Molly Worthen underscored this point in a piece in The New York Times, “The Anti-College Is On the Rise,” that describes the growing number of initiatives responding to students seeking what they are not finding at traditional colleges and universities. “Perhaps the proliferation of programs like these will push mainstream universities to recover the moral component of their mission,” she noted, “and to recognize that what students need -- far more than gourmet dining hall food or fancier classroom technology -- is a period of discipleship, a time of discernment.”
If colleges were to provide only academics and direct academic services, we would probably see the emergence of a cottage industry nationally or regionally distributed, offering directly to students or to colleges (potentially through partnerships) housing, financial and other analytic services, dining, health care, mental health counseling, alumni management, and career counseling. These organizations might even deliver nonacademic support services in highly controversial areas such as admissions and sports.
Of course, this approach will not be appropriate for all colleges and universities -- nor should it be. Many colleges and universities, because of wealth, brand and commitment to the traditional model of a residential college, would continue to offer their own comprehensive academic and nonacademic services just as they do today. Others without such wealth and brand might still opt to offer comprehensive services because their student body needs considerable intervention simply to succeed and those institutions believe only they can provide it.

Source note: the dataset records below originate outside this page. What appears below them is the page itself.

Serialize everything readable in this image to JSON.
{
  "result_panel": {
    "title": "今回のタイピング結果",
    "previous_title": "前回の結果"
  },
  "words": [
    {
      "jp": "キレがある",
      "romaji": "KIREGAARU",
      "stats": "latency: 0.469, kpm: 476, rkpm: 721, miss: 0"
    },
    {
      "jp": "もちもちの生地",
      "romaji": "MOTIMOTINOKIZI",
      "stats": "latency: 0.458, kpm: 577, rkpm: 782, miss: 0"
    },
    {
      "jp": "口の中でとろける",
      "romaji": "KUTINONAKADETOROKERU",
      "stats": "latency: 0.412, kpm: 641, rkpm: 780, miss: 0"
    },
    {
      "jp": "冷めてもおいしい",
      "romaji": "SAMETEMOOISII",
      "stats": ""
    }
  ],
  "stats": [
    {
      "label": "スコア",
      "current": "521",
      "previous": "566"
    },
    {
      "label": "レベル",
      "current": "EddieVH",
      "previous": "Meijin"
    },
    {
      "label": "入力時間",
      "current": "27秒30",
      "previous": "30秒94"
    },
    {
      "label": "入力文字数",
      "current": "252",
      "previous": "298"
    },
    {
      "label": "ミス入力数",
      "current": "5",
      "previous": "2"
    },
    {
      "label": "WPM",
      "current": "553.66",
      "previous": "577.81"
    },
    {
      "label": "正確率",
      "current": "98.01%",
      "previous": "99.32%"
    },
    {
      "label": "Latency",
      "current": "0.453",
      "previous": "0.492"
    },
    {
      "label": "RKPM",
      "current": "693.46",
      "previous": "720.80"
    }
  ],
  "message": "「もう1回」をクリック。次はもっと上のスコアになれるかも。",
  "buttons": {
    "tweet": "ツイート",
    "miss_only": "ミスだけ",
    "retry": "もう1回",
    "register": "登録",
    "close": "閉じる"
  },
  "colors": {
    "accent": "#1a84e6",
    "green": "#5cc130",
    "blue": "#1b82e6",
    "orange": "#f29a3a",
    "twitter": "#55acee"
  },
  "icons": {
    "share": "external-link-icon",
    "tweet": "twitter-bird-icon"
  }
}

In the end, the reinvention of undergraduate education post-COVID is ultimately about expectations -- institutions’ expectations of purpose and what it means to educate a diverse population and an evolving workforce without overextending their financial and management capacities. It’s also about students and families’ re-evaluation of their expectations of colleges and universities to educate for what they value in their lives and professions.
Historically, American higher education has distinguished itself by offering students and their families an array of options to obtain an education. What this commentary raises for debate is but another model of undergraduate education that could help students and their families obtain an education suitable to their ambitions and at a price they can afford -- and also allow financially stressed colleges and universities to reinvent themselves and survive.